I just saw that today and thought about posting it 

Ruger really does seem to be listening to the users 

the only thing I would like to see gone is the magazine disconnect but I guess that is much less of an issue since they figured out how to get positive mag ejection with it in 

my first question was I wonder if they changed the hammer and sear or if the MkII MkIII after market trigger, sear , hammer kits still fit 

I do like the improved shape and placement of the safety yeah it's kind of embarrassing to forget to slide the safety off at a bowling pin shoot when you switch to rimfire 

the MKIII did get a lot easier/faster to disassemble when you replaced the mag disconnect parts with the MKII hammer bushing form Volquartsen 

but this looks better yet

I wonder if they will make it int he 22/45 grip angle ?

people are playing more pistol games besides bullseye , and the pistols are now starting to make more options to the game like timed reloads in a rimfire game.


----------



## fordy (Sep 13, 2003)

...............Too bad they don't make it in 22 mag ! , fordy


----------



## GREENCOUNTYPETE (Jul 25, 2006)

fordy said:


> ...............Too bad they don't make it in 22 mag ! , fordy



they want to remain being known for their quality guns that work reliably.

not a failure that is ammo sensitive at best.

if you want a 22mag in a pistol get a 22TCM they work reliably and have more energy than a 22mag from a short barrel will.

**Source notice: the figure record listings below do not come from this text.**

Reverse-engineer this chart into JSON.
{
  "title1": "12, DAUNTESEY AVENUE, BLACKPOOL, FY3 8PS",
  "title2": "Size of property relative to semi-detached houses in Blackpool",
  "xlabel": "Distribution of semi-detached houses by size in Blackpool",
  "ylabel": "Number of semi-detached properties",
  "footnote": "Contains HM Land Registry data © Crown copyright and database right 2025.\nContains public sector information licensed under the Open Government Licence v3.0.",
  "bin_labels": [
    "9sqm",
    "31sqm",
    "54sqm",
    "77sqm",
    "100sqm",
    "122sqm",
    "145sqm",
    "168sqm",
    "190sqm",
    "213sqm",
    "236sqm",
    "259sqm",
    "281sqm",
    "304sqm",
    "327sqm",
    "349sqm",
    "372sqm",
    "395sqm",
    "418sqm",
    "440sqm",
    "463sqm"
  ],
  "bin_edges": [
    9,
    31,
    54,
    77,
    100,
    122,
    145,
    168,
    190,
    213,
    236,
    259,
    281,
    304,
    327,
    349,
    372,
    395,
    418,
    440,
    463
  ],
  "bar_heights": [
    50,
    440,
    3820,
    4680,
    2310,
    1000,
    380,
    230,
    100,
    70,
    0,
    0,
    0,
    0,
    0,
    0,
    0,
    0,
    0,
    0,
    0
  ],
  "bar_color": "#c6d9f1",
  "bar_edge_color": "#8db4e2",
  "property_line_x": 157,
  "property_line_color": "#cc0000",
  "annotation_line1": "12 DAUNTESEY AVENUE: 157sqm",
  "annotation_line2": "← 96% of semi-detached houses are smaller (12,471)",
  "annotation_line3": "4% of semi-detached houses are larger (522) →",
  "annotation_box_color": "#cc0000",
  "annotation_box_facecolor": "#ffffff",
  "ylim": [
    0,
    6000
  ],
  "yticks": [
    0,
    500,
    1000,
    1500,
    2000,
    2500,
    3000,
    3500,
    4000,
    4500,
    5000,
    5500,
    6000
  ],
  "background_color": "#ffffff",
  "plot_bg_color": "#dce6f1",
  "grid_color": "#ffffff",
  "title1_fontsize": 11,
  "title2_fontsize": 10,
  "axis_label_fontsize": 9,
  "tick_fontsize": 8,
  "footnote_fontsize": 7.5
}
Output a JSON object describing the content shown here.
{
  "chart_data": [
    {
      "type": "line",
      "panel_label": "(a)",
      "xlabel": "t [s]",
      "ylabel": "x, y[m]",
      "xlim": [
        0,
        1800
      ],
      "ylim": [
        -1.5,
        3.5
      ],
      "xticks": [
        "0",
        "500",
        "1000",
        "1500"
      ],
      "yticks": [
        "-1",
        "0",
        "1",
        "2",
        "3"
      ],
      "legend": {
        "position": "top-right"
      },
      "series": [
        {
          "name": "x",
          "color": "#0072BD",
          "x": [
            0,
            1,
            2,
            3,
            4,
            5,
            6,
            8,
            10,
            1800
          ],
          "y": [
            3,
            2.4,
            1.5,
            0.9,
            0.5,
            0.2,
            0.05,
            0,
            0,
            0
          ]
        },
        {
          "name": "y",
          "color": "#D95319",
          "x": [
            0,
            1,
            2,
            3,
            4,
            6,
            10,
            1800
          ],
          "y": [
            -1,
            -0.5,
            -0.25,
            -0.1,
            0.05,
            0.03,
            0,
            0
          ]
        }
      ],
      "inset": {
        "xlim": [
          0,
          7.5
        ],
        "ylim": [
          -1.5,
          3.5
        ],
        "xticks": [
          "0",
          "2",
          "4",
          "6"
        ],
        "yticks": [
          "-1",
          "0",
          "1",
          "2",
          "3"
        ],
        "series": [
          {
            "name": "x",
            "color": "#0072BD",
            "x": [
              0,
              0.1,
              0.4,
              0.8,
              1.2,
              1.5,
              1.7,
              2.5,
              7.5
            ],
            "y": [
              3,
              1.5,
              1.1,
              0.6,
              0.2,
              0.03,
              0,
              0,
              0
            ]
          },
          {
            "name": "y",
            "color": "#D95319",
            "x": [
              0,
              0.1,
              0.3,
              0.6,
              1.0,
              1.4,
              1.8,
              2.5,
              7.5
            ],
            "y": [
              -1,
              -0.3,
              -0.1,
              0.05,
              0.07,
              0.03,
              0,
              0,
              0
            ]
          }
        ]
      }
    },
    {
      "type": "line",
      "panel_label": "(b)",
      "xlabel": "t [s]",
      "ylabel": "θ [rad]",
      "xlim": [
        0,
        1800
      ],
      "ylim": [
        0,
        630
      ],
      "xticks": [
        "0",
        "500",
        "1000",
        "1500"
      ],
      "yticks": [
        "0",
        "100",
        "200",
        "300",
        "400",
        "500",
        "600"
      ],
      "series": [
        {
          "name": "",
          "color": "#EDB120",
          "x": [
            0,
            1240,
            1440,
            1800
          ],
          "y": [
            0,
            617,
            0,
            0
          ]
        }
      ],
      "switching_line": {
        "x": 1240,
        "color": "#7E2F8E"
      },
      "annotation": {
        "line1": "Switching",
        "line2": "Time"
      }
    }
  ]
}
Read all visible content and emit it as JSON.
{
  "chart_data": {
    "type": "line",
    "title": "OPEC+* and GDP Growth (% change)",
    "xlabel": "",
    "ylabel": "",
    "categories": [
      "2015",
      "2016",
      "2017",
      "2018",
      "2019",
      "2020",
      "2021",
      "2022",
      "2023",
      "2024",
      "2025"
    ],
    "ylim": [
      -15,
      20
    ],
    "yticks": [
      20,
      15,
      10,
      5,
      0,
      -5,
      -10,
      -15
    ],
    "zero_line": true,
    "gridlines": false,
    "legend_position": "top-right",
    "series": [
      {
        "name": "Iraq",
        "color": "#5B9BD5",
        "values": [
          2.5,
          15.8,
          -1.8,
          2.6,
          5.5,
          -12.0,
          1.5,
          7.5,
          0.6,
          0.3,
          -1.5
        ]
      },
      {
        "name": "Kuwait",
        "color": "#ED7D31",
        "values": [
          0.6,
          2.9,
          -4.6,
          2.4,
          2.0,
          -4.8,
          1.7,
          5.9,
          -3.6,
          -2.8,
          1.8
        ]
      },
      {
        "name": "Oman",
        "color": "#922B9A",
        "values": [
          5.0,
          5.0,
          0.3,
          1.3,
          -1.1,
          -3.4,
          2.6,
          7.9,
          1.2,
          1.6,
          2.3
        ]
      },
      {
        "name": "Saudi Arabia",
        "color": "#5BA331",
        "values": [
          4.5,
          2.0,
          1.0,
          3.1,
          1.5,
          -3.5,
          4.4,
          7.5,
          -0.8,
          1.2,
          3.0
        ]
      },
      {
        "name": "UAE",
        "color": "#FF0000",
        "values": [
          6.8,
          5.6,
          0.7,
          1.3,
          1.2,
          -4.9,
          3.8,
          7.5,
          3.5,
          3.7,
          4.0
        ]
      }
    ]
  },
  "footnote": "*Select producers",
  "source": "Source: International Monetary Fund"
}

or just use stingers in real testing the CCI Stingers are almost 22 mag from a 5 1/2 inch barrel there is just a limit to how much powder you can burn in 5 1/2 inches 6 is a slight improvement but you need to get to 10 inches of burn time to have real 22 mag velocity 

http://www.ballisticsbytheinch.com/22mag.html


----------



## Fishindude (May 19, 2015)

Nice addition to an already nice pistol.
I'm a big fan of Ruger stuff, however I wish they would stay out of the low budget rifle market (Ruger American) and just stick with their model 77.


----------



## Cornhusker (Mar 20, 2003)

I saw a review 22Plinkster did on YouTube
I think I need one of those.
The MSRP is kinda high, but retail is seldom as high as MSRP.


----------